- Wealth PMS
I write at Yahoo on the End of the Indian Consumption Boom:
Things are changing, ever so slightly. The story of the last 10 years has been that of an incredibly shining India and much of that shine has had to do with factors that aren’t Indian. But the result has been a rapid increase in consumption that has made for very profitable consumer facing industries like motorbikes, cars, FMCG, retail, mobile phones, pressure cookers and so on.
But is this growth stalling? There is both evidence and reasons to suspect that we might be headed in the other direction.
Much of the rapid boom in consumption over the last 10 years has been on the back of low interest rates (relative to inflation). Credit growth has been as high as 30% year on year, and people have borrowed to pay for consumer durables – from fridges to TVs to mobiles to what not. Manufacturers have been happy to provide interest rate subventions if people would actually buy – you might remember the days of "zero interest EMI" payments to buy TVs, and I’ve personally benefited from them.
But low interest rates, relative to inflation, have a cost, in the form of higher eventual inflation. To curb this inflation, the RBI will raise rates – as it has, to about 8% today. This has not dented inflation in any reasonable way, and it’s quite likely that interest rates will remain high. High interest rates make money expensive and slowly but steadily we’ve seen the zero-interest offers go away or reduce in tenure. In 2003, I bought a TV at a zero-interest EMI offer for 30 months. Today the best I can get is a 3 month deal on certain credit cards.
Another reason why credit growth slows is that banks are getting very jittery about NPAs. With large company defaults hurting their capital, banks loathe to lend where risk is higher, as it always is in a TV loan (the collateral is useless for the most part).
Inflation has another problem – when the "necessary" goods gets expensive, people cut back on the "nice-to-haves". When petrol and food get a higher percentage of spending because their prices went up, luxuries will takea back seat. Lower discretionary spending means lesser money spent at restaurants or on cars or on luxury travel.

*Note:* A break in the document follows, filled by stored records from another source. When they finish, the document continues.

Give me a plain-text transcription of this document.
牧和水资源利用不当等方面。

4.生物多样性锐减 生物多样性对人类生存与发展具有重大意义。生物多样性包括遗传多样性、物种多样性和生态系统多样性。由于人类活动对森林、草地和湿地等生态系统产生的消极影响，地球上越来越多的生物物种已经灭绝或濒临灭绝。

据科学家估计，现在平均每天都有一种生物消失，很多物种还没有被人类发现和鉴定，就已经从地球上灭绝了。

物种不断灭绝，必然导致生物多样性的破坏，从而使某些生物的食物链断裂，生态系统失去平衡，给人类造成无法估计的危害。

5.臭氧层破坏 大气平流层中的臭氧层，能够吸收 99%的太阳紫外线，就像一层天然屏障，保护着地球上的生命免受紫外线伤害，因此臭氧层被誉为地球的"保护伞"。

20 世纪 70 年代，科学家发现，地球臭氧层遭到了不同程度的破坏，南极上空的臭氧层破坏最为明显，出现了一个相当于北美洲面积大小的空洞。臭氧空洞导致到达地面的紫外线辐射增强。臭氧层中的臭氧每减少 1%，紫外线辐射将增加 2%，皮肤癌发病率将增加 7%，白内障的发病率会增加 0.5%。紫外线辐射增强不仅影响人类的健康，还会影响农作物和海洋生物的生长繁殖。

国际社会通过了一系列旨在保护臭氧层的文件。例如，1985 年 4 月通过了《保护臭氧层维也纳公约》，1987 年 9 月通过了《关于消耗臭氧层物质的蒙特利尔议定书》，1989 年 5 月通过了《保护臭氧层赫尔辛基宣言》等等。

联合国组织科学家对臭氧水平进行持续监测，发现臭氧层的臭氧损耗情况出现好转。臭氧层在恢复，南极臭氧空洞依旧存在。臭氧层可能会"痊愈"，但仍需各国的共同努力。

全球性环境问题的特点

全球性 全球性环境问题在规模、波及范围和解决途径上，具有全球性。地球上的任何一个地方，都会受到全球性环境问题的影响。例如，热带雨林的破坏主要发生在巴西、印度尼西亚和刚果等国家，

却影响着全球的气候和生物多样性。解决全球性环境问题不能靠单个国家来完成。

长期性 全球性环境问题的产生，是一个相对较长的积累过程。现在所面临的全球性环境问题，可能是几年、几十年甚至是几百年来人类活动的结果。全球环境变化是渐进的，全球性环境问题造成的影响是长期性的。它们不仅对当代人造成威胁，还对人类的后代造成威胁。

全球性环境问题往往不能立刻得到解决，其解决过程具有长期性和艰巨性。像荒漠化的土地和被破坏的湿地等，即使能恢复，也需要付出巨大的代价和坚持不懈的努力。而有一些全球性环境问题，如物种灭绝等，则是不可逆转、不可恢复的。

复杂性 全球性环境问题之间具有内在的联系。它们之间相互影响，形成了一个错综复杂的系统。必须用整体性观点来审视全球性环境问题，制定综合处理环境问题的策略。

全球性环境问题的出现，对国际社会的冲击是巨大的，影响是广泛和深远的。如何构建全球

Look also at the macro reason why India got so rich so fast. The west was printing too much. To save the US economy from the crises of 2000 and 2001, Greenspan kept interest rates too low for too long. Much of that money got into India as well, like an overflowing drum will spill in every direction. Now the quantitative easing is finally over, it seems.
And this will impact how much money comes into India. Again, to keep the dollar-rupee equation stable, the RBI has, in the last decade, bought the incoming dollars and printed rupees, an exercise with increased supply of rupees dramatically. Just since 2002, the total amount of rupees in circulation – "broad" money supply if you will – has grown from 14 lakh crores (1 lakh crore = 1 trillion rupees) to 76 lakh crore, a near 15% increase year on year. Much of that money supply increase comes from buying dollars, remember – and in the last one year, we have only seen an outflow of dollars. Money supply growth rates have fallen, to as low as 13% recently.
How does this impact consumption? If there’s more money to go around, more money will be spent. When money becomes scare and expensive, and inflation remains high, then people spend more on necessities and less on other things.
We have a deficient monsoon. Much of our farming still depends on the water provided by the south west monsoon rains, and till July 17, we lagged 22% behind "normal", and over 60% of the Indian area received less than normal rainfall. India considers it a drought when the full season rainfall is less than 10% of normal, and covers more than 20% of the area. A drought needn’t always be a problem; indeed, 2009 saw a deficit of 22% in rainfall, and it was a great year for the economy (visible in 2010). And much of the full season still remains; we’ll have to take a real call in September. The monsoon impacts rural consumption to a great extent.
Most FMCG stocks haven’t yet shown an impact but we have data that demonstrates a consumption slowdown. Car sales in July showed the biggest drop in 3 years. Real estate sales have flattened (though prices aren’t down yet). Air travel in January to July grew a mere 3.7% from a year earlier, and nearly all operators are bleeding. Mobile operator revenues and profits are at a plateau. Slowly, we hear about continued operating losses at e-commerce firms. There are whispers that many investments made on the basis of the great consumption story might have been too optimistic.
The turn of a consumption boom isn’t necessarily bad, of course. You might get some bargain deals when someone goes bust. Other firms get acquired by competitors who can now take advantage of a larger network. At the same time, that salary hike may not break into double digits. It also means lower income at the "poor" end of the economic chain, where the impact is felt the most. And finally it means lower stock prices. There are many ways to change the situation, and the government portion largely consists of the phrase: "Do not be paralyzed".
But before we get to solutions, it’s important to acknowledge that we have a problem in the first place. It would be a shame if it took the President of another nation to tell us.